From a young age Phillis Wheatley showed uncommon intelligence and curiosity for learning. Mary Wheatley, the 18 year old daughter of John and Susanna Wheatley, took Phillis as a student and taught her how to read and write, soon she was fluently reading the Bible. During the colonial period Congregationalist and Anglicans considered the conversion of slaves as a spiritual obligation. In the north of the country slaves were taught to read and memorize passages of the Bible, however writing was discouraged. In the rest of the country, specially in the south, any kind of literacy was considered a threat to the slave system.

Phillis writing poetry

Phillis Wheatley writing poetry.

The Wheatleys were a progressive family and did not see anything immoral in educating a slave. Mary was not intimidated by Phillis’ intelligence, contrarily she taught her everything she knew and encouraged her to write poetry. Phillis was exempted from heavy house work to give her time to enrich her knowledge. She was not regarded as a servant but as a companion. She learned Latin and translated one of Ovid’s tales. She studied Greek classics such as Homer, Plato and Socrates and Latin classics such as Horace, Cicero and Ovid as well as English poets Alexander Pope and John Milton. But most importantly she was influenced by religion and the Bible. During her writing career her religious upbringing was hard to ignore, as all her writing was influenced by it.

Susanna and Mary felt very proud of Phillis and at every opportunity they would show her talents to visiting friends.

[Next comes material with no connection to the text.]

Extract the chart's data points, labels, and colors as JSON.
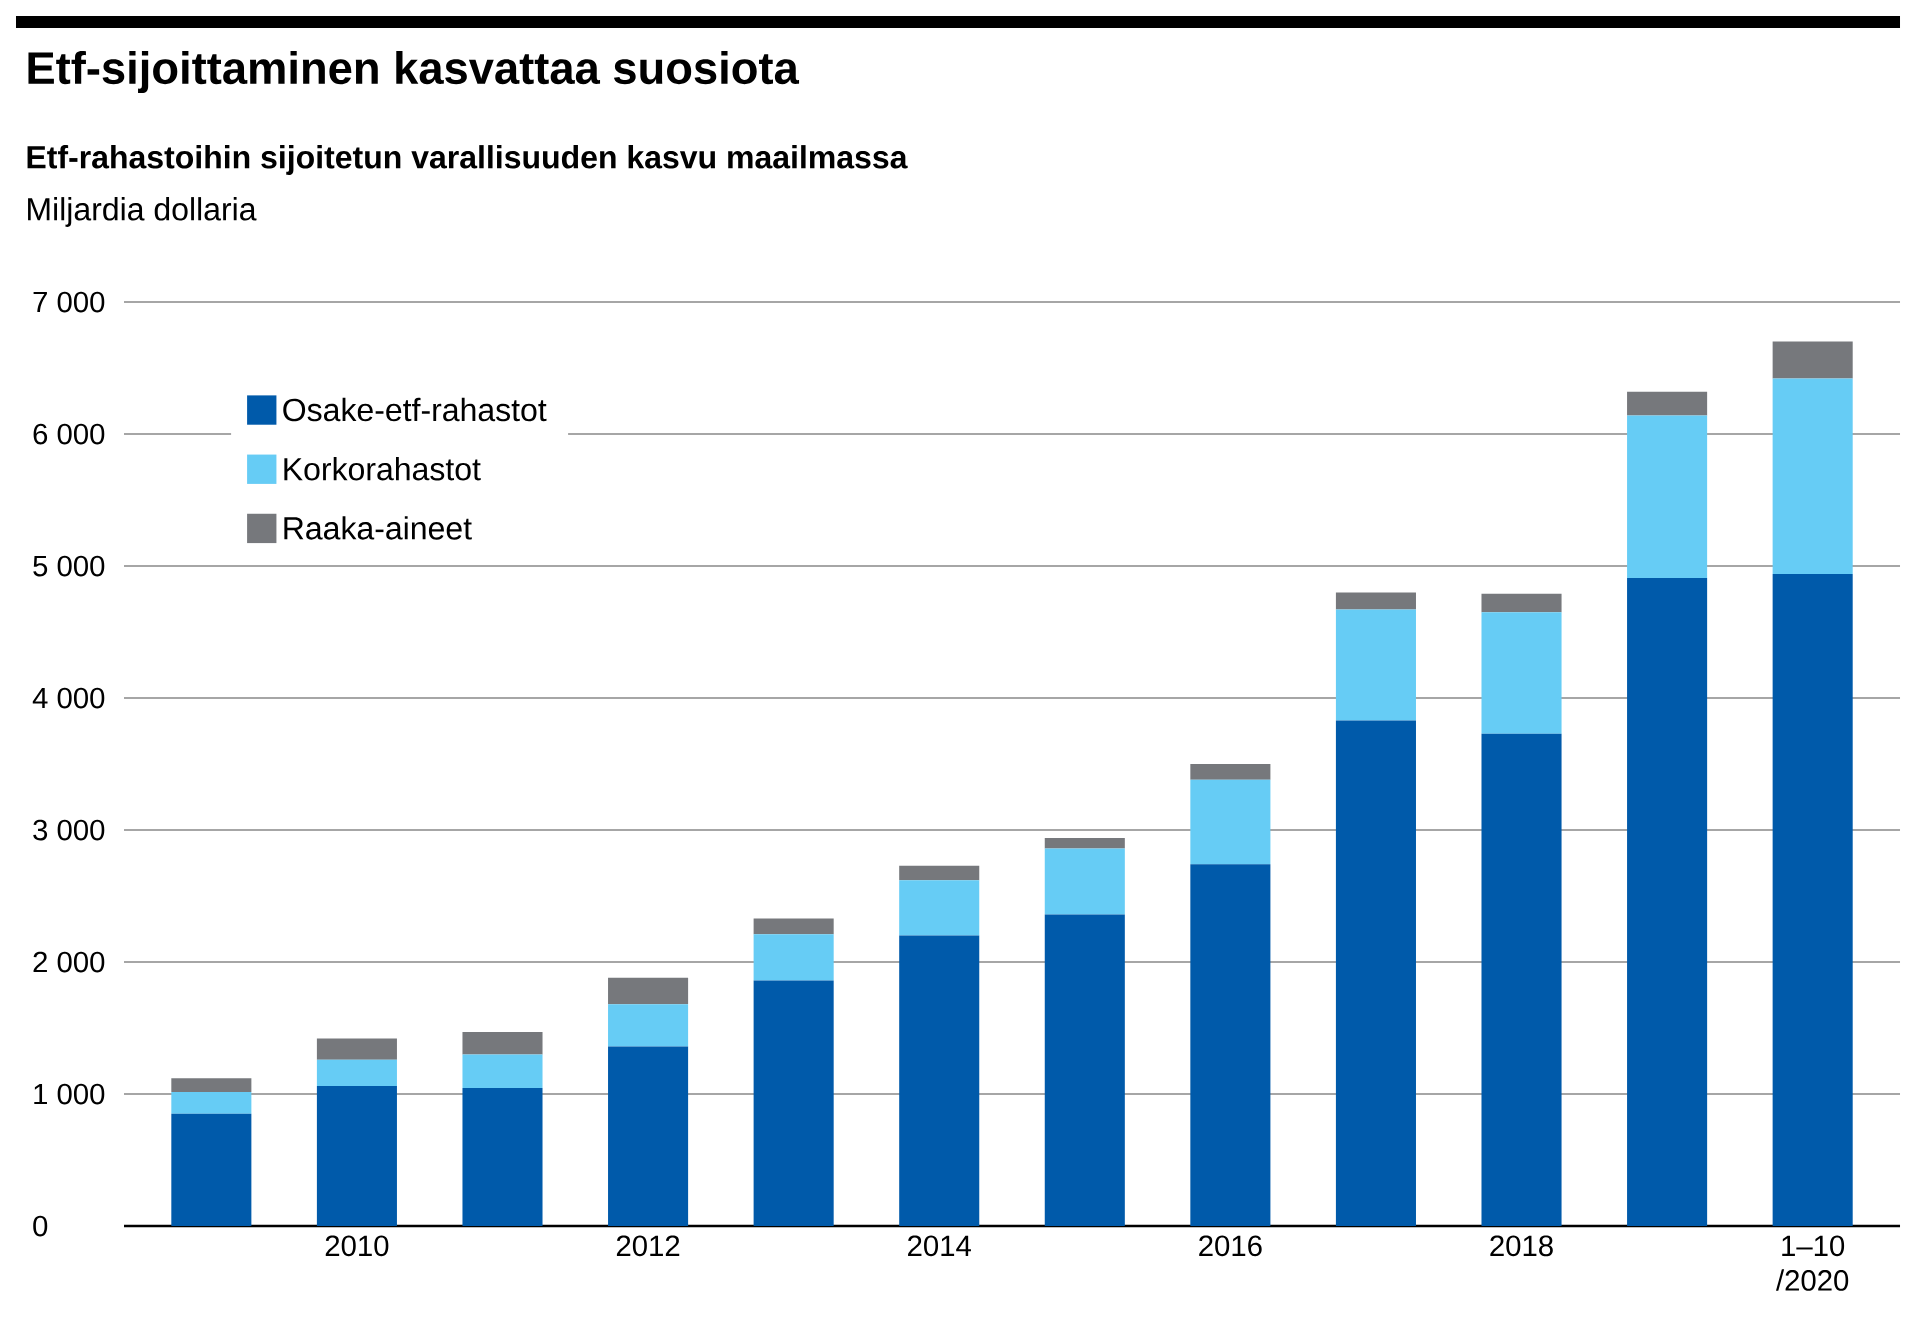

Some of those friends were notorious citizens such as Mather Byles, Minister of the Congregational Church of Boston and Samsom Occom, a Mohican Indian and Presbyterian minister, who supported Phillis’ education by lending her books. One of the first letters written by Phillis when she was twelve was to Sammson Occom, despite their age difference this communication led to a long friendship.  Phillis also kept constant communication with Obour Tanner, a slave from the Tanner family in Newport. It is believed that Phillis and Obour came from Africa in the same slave ship. Obour was educated by the Tanner family and could also read and write.